Zugleich werden Tausende Asylverfahren eingestellt: Im Vorjahr sind mehr als 7000 Personen während des erstinstanzlichen Verfahrens plötzlich verschwunden. Viele dieser „U-Boote“dürften einfach in andere Länder weitergereist sein. Zusätzliche Arbeit fällt an, wenn Asylbewerber straffällig geworden sind und das BFA die rechtlichen Konsequenzen zu prüfen hat. 2015 wurden 14.458 Asylbewerber angezeigt – meist wegen Diebstahls, Körperverletzung oder Suchtmittelmissbrauchs. Die Kriminalstatistik für 2016 liegt noch nicht vor – die Fallzahlen dürften aber noch höher sein.
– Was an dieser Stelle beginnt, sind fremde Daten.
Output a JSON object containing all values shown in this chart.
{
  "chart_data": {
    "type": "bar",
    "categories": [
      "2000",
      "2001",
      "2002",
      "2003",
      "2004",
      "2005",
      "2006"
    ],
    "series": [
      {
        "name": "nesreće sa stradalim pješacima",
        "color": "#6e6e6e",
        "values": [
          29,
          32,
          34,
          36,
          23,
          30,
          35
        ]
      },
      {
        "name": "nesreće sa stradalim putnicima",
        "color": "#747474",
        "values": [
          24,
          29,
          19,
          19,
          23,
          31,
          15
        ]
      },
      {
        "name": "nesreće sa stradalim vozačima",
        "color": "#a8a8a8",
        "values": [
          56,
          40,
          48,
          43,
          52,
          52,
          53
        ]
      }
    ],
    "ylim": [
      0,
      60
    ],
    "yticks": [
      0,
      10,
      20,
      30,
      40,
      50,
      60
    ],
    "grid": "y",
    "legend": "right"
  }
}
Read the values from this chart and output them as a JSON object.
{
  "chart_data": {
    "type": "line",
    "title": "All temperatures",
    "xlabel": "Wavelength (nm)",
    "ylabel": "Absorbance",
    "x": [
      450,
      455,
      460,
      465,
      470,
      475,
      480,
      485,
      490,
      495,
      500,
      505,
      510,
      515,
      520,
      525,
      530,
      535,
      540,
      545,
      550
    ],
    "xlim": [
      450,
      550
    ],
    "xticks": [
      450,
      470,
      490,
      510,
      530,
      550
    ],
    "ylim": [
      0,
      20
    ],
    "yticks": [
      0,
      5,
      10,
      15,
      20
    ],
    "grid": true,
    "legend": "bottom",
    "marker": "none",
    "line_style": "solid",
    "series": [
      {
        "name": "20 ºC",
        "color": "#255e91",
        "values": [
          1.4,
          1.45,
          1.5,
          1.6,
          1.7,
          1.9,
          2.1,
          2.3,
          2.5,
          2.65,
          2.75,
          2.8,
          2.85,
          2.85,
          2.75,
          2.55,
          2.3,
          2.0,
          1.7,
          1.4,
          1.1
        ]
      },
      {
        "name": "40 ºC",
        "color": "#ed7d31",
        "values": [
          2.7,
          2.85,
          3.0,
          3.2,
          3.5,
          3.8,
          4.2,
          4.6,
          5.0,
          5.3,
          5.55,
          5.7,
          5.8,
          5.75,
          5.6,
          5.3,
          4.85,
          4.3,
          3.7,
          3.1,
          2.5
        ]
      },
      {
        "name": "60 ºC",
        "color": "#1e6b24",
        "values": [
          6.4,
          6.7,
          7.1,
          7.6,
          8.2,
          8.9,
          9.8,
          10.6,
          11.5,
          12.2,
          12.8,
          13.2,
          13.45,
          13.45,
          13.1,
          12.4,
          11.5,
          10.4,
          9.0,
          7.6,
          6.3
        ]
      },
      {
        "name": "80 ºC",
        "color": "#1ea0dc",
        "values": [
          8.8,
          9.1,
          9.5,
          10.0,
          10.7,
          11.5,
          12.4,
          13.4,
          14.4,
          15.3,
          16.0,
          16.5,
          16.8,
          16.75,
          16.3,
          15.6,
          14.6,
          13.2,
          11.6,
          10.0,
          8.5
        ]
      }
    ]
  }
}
Das Büro von Stefan L. liegt im zweiten Stock des BFA. Durch eine vergitterte Metalltür geht es vom Einvernahmebereich hinauf in den Bürotrakt. Im Gang hängen Fotos von Flüchtlingskindern aus Albanien, Afghanistan, Ruanda. An den Türen die Namen der Referenten – und ihre Titel: Revident, Oberrevident, Amtsdirektor, Hofrat.
Auf dem Schreibtisch von Amtsdirektor Stefan L. landen die Akten von Menschen aus Afghanistan und dem Balkan. Auf dem Balkan kennt sich Stefan L. aus, seit er im Kosovo als Bundesheer-Unteroffizier für die KFOR gearbeitet hat. Im vergangenen Jahr war er für das Europäische Unterstützungsbüro für Asylfragen mehrere Wochen auf Lesbos, sah die auf der Insel gestrandeten Flüchtlinge in ihrer „Hilflosigkeit“, lernte eine Familie mit einem Buben im Rollstuhl kennen. „Er hatte einen Granatsplitter in der Lendenwirbelsäule. Die Familie wollte nichts sehnlicher als eine medizinische Behandlung für den Sohn. Auf Lesbos sind sie dafür aber nicht ausgelegt.“Solche Erfahrungen machten schon „sehr betroffen“.
Im Verfahren zählen aber nicht die Emotionen, sondern Fakten. Und diese zu überprüfen ist Knochenarbeit. Die Arbeit des Referenten am Akt beginnt lang vor der Einvernahme: die Ergebnisse der Erstbefragung durch die Polizei studieren, Akten und Quellen durchforsten. Die Einvernahme selbst dauert mindestens zwei Stunden, oft auch länger. „Wir versuchen, zuerst ein Vertrauensverhältnis herzustellen“, sagt Stefan L. Dann kann der Asylbewerber die Gründe darlegen, warum er seine Heimat verlassen hat. Ein Dolmetscher übersetzt, der Referent tippt die Aussagen in den PC.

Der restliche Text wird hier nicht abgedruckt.